Either we live in coastal areas or far from the sea, we can do our part to protect the coral reefs and stop coral bleaching. Whatever we do on the land, in some ways affects the water. So, we should take care of our activities to stop the pollution which will eventually impact global warming and other activities too so that the coral reef bleaching can be stopped. 

Here are a few to-do lists to stop coral bleaching and protect the coral reefs:

  • While visiting the coral reefs, we should avoid touching them or disturbing them anyway. If we make any contact, it can damage the corals and may even kill them.

  • The cosmetics that we use may harm the coral reefs. So, we should avoid cosmetics while visiting them.

  • We should be careful while throwing the trash as marine trash is very harmful to the coral reefs. We should never throw plastics and other nonbiodegradable things near the beach or in the water to stop debris pollution. 

  • The fertilizers that we use for the plants wash away in the water which harms the marine animals and the coral reefs. We should minimize the use of fertilizers. 

  • We should try to reduce the emission of greenhouse gases. The emission of greenhouse gases causes ocean acidification and increases ocean temperature. This becomes one of the main causes of coral bleaching. 

FAQs on Coral Bleaching

1. Can Coral Bleaching Be Recovered?

Ans - There are chances that the coral reefs are recovered from the bleaching. The corals may regain their bright colours and algae. But if the causes of coral bleaching persist, there is no way that the bleaching can be reversed. We should take action to stop the causes that cause coral bleaching as soon as possible to save the coral reefs.

2. How Much Time Does it Take For the Coral Bleach to Recover?

Ans - As per the study, the corals may take decades (9 to 11 years) to recover from bleaching on the condition that re bleaching has not happened.

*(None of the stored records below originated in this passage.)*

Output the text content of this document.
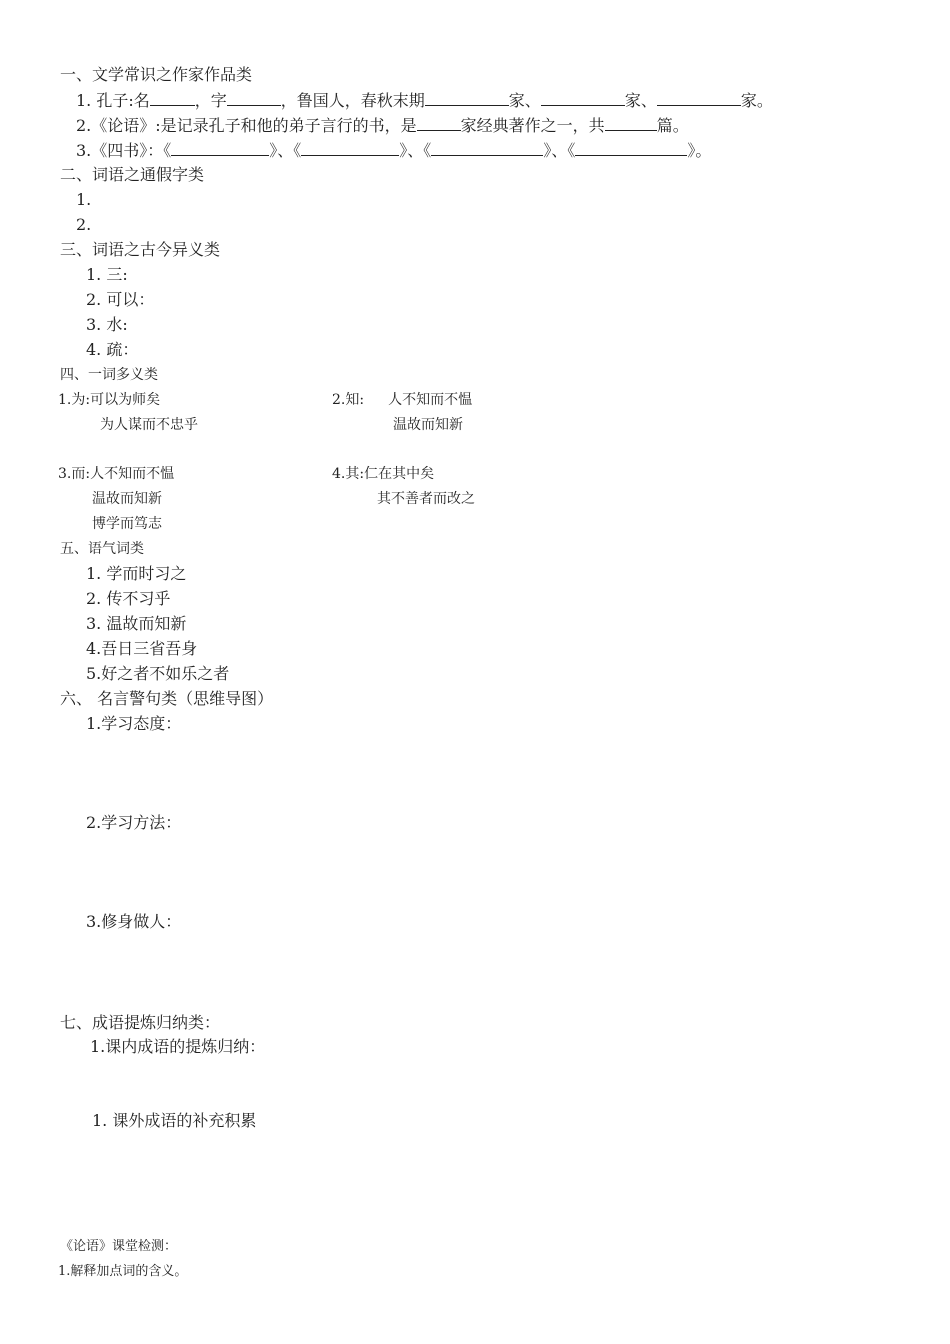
一、文学常识之作家作品类
1. 孔子:名	，字	，鲁国人，春秋末期	家、	家、	家。
2.《论语》:是记录孔子和他的弟子言行的书，是	家经典著作之一，共	篇。
3.《四书》：《	》、《	》、《	》、《	》。
二、词语之通假字类
1.
2.
三、词语之古今异义类
1. 三:
2. 可以：
3. 水:
4. 疏：
四、一词多义类
1.为:可以为师矣
为人谋而不忠乎
2.知: 人不知而不愠
温故而知新
3.而:人不知而不愠
温故而知新
博学而笃志
4.其:仁在其中矣
其不善者而改之
五、语气词类
1. 学而时习之
2. 传不习乎
3. 温故而知新
4.吾日三省吾身
5.好之者不如乐之者
六、 名言警句类（思维导图）
1.学习态度：
2.学习方法：
3.修身做人：
七、成语提炼归纳类：
1.课内成语的提炼归纳：
1. 课外成语的补充积累
《论语》课堂检测：
1.解释加点词的含义。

The time required for the coral to recover from bleaching also depends on their habitat and their species. 

3. What are the Ecological Impacts of Coral Bleaching?

Ans - Ecological impacts of coral bleaching are:

  • The bleached corals have reduced growth rates, increased susceptibility to diseases, decrease reproductive capacity and elevate mortality rates.

  • When the corals die because of bleaching, they decline in genetic and species diversity. 

  • When more susceptible species are killed by bleaching, change in coral community composition occurs.

  • When a change in coral community composition occurs, it also affects the species that depend on them. Few such examples are of fish and invertebrates who rely on coral reefs for food, shelter, and habitat.

  • Change in abundance and composition of reef fish assemblages occurs when coral reefs die.